The Miller Sids paper was flagged by Magdalen Wind-Mozley, a forensic scientist and vaccine advocate who works with the Oxford Vaccine Group, within months of its publication in 2021. She emailed a complaint to Toxicology Reports in January 2022 and followed up, but was not aware of any action at the time. Elsevier said its records do not show a formal complaint until 2025. After concerns were raised last year, the journal launched an investigation and ultimately removed the paper. Wind-Mozley praised the removal but said it was far too late. “In the intervening years since her initial complaints, she said, ‘It will have done so much harm.’”

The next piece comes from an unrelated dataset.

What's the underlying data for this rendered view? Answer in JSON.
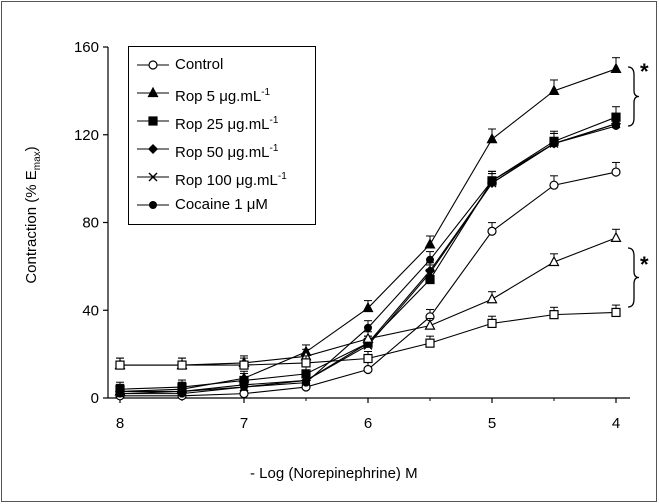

That harm is measurable. Public health officials across the US and in the UK are reporting a rise in vaccine-preventable diseases. In England, whooping cough cases in 2024 were more than 1,600% higher than in 2023, and measles cases reached their highest number in over two decades, causing the UK to lose its measles elimination status. Outbreaks are disproportionately affecting areas with lower vaccination rates. While a 2025 UK Health Security Agency survey found that 85% of parents still believe childhood vaccines are safe, confidence has declined since 2015, and the spread of flawed studies through social media – which only 3% of parents rank as a trusted source – continues to fuel doubt.
The Department of Health and Human Services (HHS) did not respond to questions about whether Kennedy would update his book or whether the CDC would revise its vaccine safety webpage. Kennedy has begun a “comprehensive review of the causes of autism”, according to HHS. Meanwhile, the three studies that helped shape the current policy landscape have been stripped of their scientific standing – but only after years of use by those determined to undermine the safety of vaccines.